People relax during a floating event at Storrier-Stearns Japanese Garden in Pasadena.

(Alisha Jucevic/For The Times)

People relax on the ground.

(Alisha Jucevic/For The Times)

Consistency has always been part of the mission. “I think consistency in itself is comforting and comforting,” says Schopfel. “It’s there for you like a therapist would be, or some kind of studio or gym.”

In addition to encouraging people to visit artists or spaces they may not know about, memberships also help support the workforce. The floating business model offers two tiers of membership, $11 or $22 per month, which allows members to attend one or two events and get 50% off all the others. Drop-in donations are also welcome, and floating organizers say no one will be turned away if they can’t afford the suggested amount.

Barbarella rests as she enjoys a second musical set at a Floating event.

(Alisha Jucevic/For The Times)

In the Floating Space, the encouragement to be ordinary applies to all forms of self-expression. “We make a conscious effort to make it a place where people can come and feel their identities respected and affirmed,” said May Rose Smeback, the group’s production manager, who identifies as non-binary.

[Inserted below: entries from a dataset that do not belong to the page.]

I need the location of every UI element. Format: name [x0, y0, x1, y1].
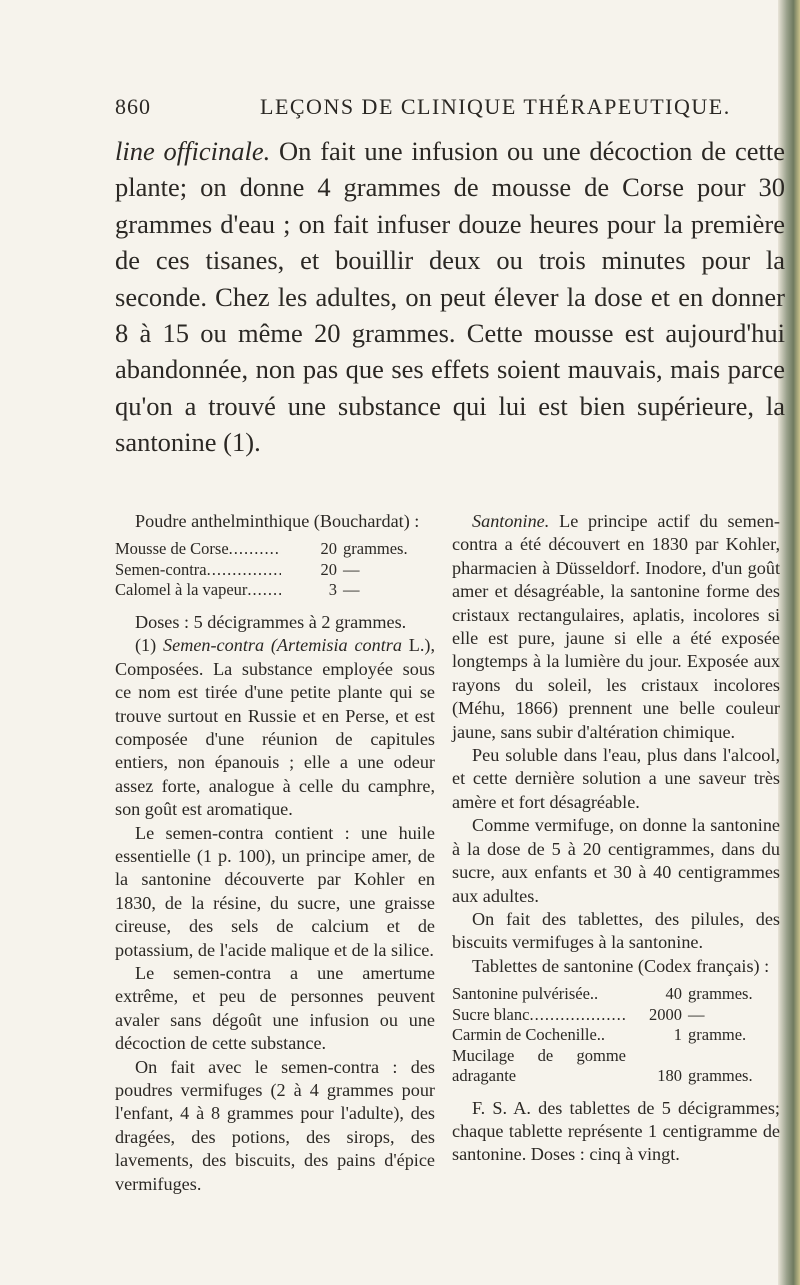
recipe-item-qty: 2000 [649, 1004, 682, 1024]
recipe-item-name: Santonine pulvérisée.. [452, 984, 599, 1004]
recipe-row [115, 560, 435, 581]
doses-left: Doses : 5 décigrammes à 2 grammes. [135, 611, 407, 632]
recipe-row [115, 539, 435, 560]
recipe-item-name: Mucilage de gomme adragante [452, 1045, 626, 1086]
recipe-right [452, 984, 780, 1087]
right-para-1 [452, 510, 780, 744]
recipe-item-qty: 3 [328, 580, 337, 600]
recipe-item-unit: grammes. [688, 1066, 753, 1086]
recipe-item-qty: 1 [673, 1025, 682, 1045]
intro-text: On fait une infusion ou une décoction de cette plante; on donne 4 grammes de mousse de Corse pour 30 grammes d'eau ; on fait infuser douze heures pour la première de ces tisanes, et bouillir deux ou trois minutes pour la seconde. Chez les adultes, on peut élever la dose et en donner 8 à 15 ou même 20 grammes. Cette mousse est aujourd'hui abandonnée, non pas que ses effets soient mauvais, mais parce qu'on a trouvé une substance qui lui est bien supérieure, la santonine (1). [115, 136, 785, 458]
recipe-row [452, 1005, 780, 1026]
recipe-title-left: Poudre anthelminthique (Bouchardat) : [135, 511, 420, 531]
recipe-row [452, 1025, 780, 1046]
running-title: LEÇONS DE CLINIQUE THÉRAPEUTIQUE. [260, 94, 731, 119]
recipe-item-name: Carmin de Cochenille.. [452, 1025, 606, 1045]
footnote-italic: Semen-contra (Artemisia contra [163, 635, 402, 656]
santonine-heading: Santonine. [472, 511, 550, 531]
right-para-3: Comme vermifuge, on donne la santonine à la dose de 5 à 20 centigrammes, dans du sucre, aux enfants et 30 à 40 centigrammes aux adultes. [452, 815, 780, 906]
recipe-item-qty: 40 [665, 984, 682, 1004]
right-para-4: On fait des tablettes, des pilules, des biscuits vermifuges à la santonine. [452, 908, 780, 953]
recipe-item-name: Mousse de Corse [115, 539, 229, 559]
recipe-item-unit: — [343, 580, 360, 600]
footnote [115, 634, 435, 821]
left-column [115, 510, 435, 1196]
page-header [115, 94, 735, 124]
recipe-row [452, 984, 780, 1005]
left-para-2: Le semen-contra contient : une huile essentielle (1 p. 100), un principe amer, de la santonine découverte par Kohler en 1830, de la résine, du sucre, une graisse cireuse, des sels de calcium et de potassium, de l'acide malique et de la silice. [115, 822, 435, 960]
intro-paragraph [115, 133, 785, 461]
recipe-row [452, 1046, 780, 1087]
right-para-5: F. S. A. des tablettes de 5 décigrammes; chaque tablette représente 1 centigramme de santonine. Doses : cinq à vingt. [452, 1097, 780, 1165]
recipe-item-qty: 180 [657, 1066, 682, 1086]
footnote-marker: (1) [135, 635, 157, 656]
recipe-item-qty: 20 [320, 559, 337, 579]
intro-italic: line officinale. [115, 136, 271, 166]
recipe-item-unit: — [688, 1004, 705, 1024]
right-para-2: Peu soluble dans l'eau, plus dans l'alcool, et cette dernière solution a une saveur très amère et fort désagréable. [452, 745, 780, 812]
recipe-item-unit: grammes. [688, 984, 753, 1004]
recipe-item-name: Semen-contra [115, 559, 207, 579]
page-number: 860 [115, 94, 151, 119]
left-para-4: On fait avec le semen-contra : des poudres vermifuges (2 à 4 grammes pour l'enfant, 4 à 8 grammes pour l'adulte), des dragées, des potions, des sirops, des lavements, des biscuits, des pains d'épice vermifuges. [115, 1056, 435, 1194]
footnote-text: L.), Composées. La substance employée sous ce nom est tirée d'une petite plante qui se trouve surtout en Russie et en Perse, et est composée d'une réunion de capitules entiers, non épanouis ; elle a une odeur assez forte, analogue à celle du camphre, son goût est aromatique. [115, 635, 436, 820]
recipe-item-unit: grammes. [343, 539, 408, 559]
recipe-item-name: Calomel à la vapeur [115, 580, 248, 600]
left-para-3: Le semen-contra a une amertume extrême, et peu de personnes peuvent avaler sans dégoût une infusion ou une décoction de cette substance. [115, 963, 435, 1054]
right-column [452, 510, 780, 1167]
recipe-left [115, 539, 435, 601]
right-para-1-text: Le principe actif du semen-contra a été découvert en 1830 par Kohler, pharmacien à Düsseldorf. Inodore, d'un goût amer et désagréable, la santonine forme des cristaux rectangulaires, aplatis, incolores si elle est pure, jaune si elle a été exposée longtemps à la lumière du jour. Exposée aux rayons du soleil, les cristaux incolores (Méhu, 1866) prennent une belle couleur jaune, sans subir d'altération chimique. [452, 511, 780, 742]
recipe-item-unit: — [343, 559, 360, 579]
recipe-item-qty: 20 [320, 539, 337, 559]
recipe-title-right: Tablettes de santonine (Codex français) : [472, 955, 770, 976]
recipe-row [115, 580, 435, 601]
recipe-item-unit: gramme. [688, 1025, 747, 1045]
recipe-item-name: Sucre blanc [452, 1004, 530, 1024]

Schopfel makes an important distinction between ‘wellness’ and actual well-being-. He says: “I feel that wellness, because it’s positioned in the market, is very task-oriented and tied. … Wellbeing is about simply existing and enjoying the space around you, without expectations. That’s what we are trying to create.” Although the first seeds were planted pre-pandemic, COVID brought a more pressing need for safe outdoor spaces where people could heal together.

The promise – and the fun – of Floating is that one day it will hopefully come to a park near you. Tate Chavez, who handles the permits, notes that Floating ” really aligns with many of the fundamental purposes of these spaces.” Most park managers are excited when, for example, an amphitheater is used for its original mission. Floating organizers hope to hold beach events this summer but are still working on the logistics.

All events are listed on Floating’s website with detailed descriptions of the performers and the environments (and whether the event is pet-friendly). But getting on the text list is the best way to stay informed. Each event is for all ages.

Marissa Longstreet reads next to a waterfall at a Floating event.

(Alisha Jucevic/For The Times)

“As we go out and try to pay more attention to the environment or bioregion in which we live, we begin to place a deeper sense of care and attention in our environment. Once we’ve done that, we’ll fight for conservation,” says Klein, who leads the floating nature walks in Griffith Park.

For example, Arlington Gardens in Pasadena, a public botanical garden with an orange grove of 48 trees, has consisted of selling its signature marmalade and private donations. Now Floating’s weekly sound baths have added a new revenue stream there. The Floating team also plans to help organize Arlington’s annual Fall Fundraising Gala this year.

Light Liu, Floating’s community platform manager, describes each event as “a time. They are beautiful and magical events, but they are short-lived.”

“You want to be present and absorb as much as possible and be a part of the gathering as it takes place. Then you leave with a feeling, and that feeling stays.”

Children play on the rocks like music plays at a Floating event.